Nesse momento eu tava ali, no pé da cama dele, olhando uma última vez pro seu rostinho infantil. Na UTI, ele estava em coma induzido por causa dos vários problemas em consequência do tiro. A pele amarelada já era um indicativo do estado grave do menino. Fiz um carinho no pé dele, mentalizando uma oração antes de deixar o quarto dele. Naquelas semanas, eu, Xica e Larissa estavamos filtrando as informações antes de passar pro Barbás, minimizando os problemas, contando o necessário somente... Mas aquilo, aquilo não dava pra esconder. Pedro era um lutadorzinho muito bravo, sabia que ele estava lutando muito pela vida dele ali, eu não sabia até onde era justo eu esconder isso do pai dele em nome da sua sanidade mental.

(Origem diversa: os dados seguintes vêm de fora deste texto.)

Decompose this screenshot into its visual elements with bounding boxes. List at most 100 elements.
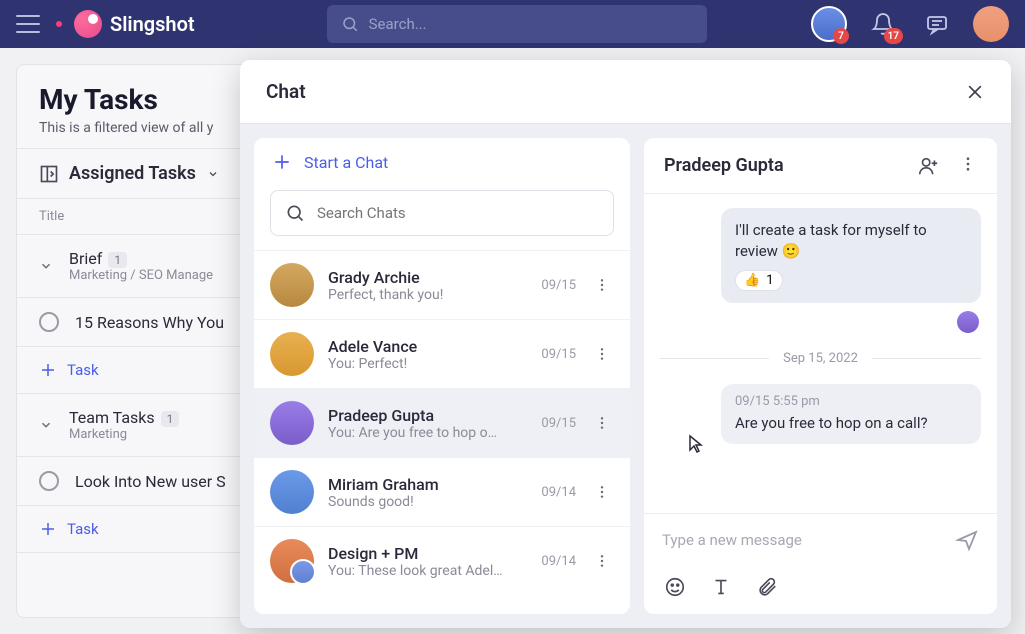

Sai pro corredor, onde a Xica já aguardava. Ela tinha ido em casa, tomar um banho e buscar novas roupas. Sentei com ela no chão no hospital e nós duas nos olhamos com preocupação.

— A Larissa tá em negação. — Contou. — Ela vem, chora e diz que vem buscar o Pedro no dia seguinte. Depois discute com o médico e quase sempre é retirada pelos seguranças.

— Caralho. — Engoli em seco, segurando o choro dentro de mim. Eu me sentia muito mal por ela, se eu que tinha convivido apenas alguns meses com o menino estava sendo horrível, eu nem podia imaginar como era pra ela que era mãe e tinha parido ele. A verdade é que o Pedrinho era muito especial, ele não merecia nada daquilo... Mais que isso, ele era uma criança inocente e agora tava numa cama de hospital se agarrando à vida com unhas e dentes. Aquilo era muito injusto... Foi ali, naquele exato momento, que eu reconheci a crueldade do mundo. No fim do dia, a justiça não passava de um devaneio coletivo, um sopro de esperança pra um povo sofrido pra caralho, mas que não passava de uma ilusão. O mundo era uma selva, onde as coisas se resolviam da maneira como sempre foram: na base carnificina, cobrando cada olho e cada dente. O nosso mundo era assim, pelo menos. O favelado sempre tava exposto pra sofrer aquilo que o sistema tem de pior pra oferecer, nós éramos a linha de frente.

— Tá foda, Nina.

— Eu vi. — Concordei com a cabeça, olhando pra luz no teto. — Xica, fala com sinceridade, o que o Pedro tem de verdade? Por que ele tá amarelo, e ainda não saiu da UTI depois de todo esse tempo? Sem minimizar a informação, pra mim você pode falar.

— Ah, cara. — Ele suspirou pesado e pressionou os lábios uns contra os outros. — Ele teve bastante complicação por causa do tiro. A bala não alojou, não bateu em nenhum osso e isso é bom pra ele, se tivesse pegado um pouco mais acima na costela, podia ter sido mais grave. O doutor disse que provavelmente ia perfurar o pulmão e ele teria morrido na hora. — Explicou e eu soube que ela tava fazendo exatamente o que eu tinha pedido pra não fazer.

— Tá, não pegou na costela, mas e ai? Pegou onde?

— Atravessou a barriga, Nina. O médico disse que furou o intestino, sabe qual é?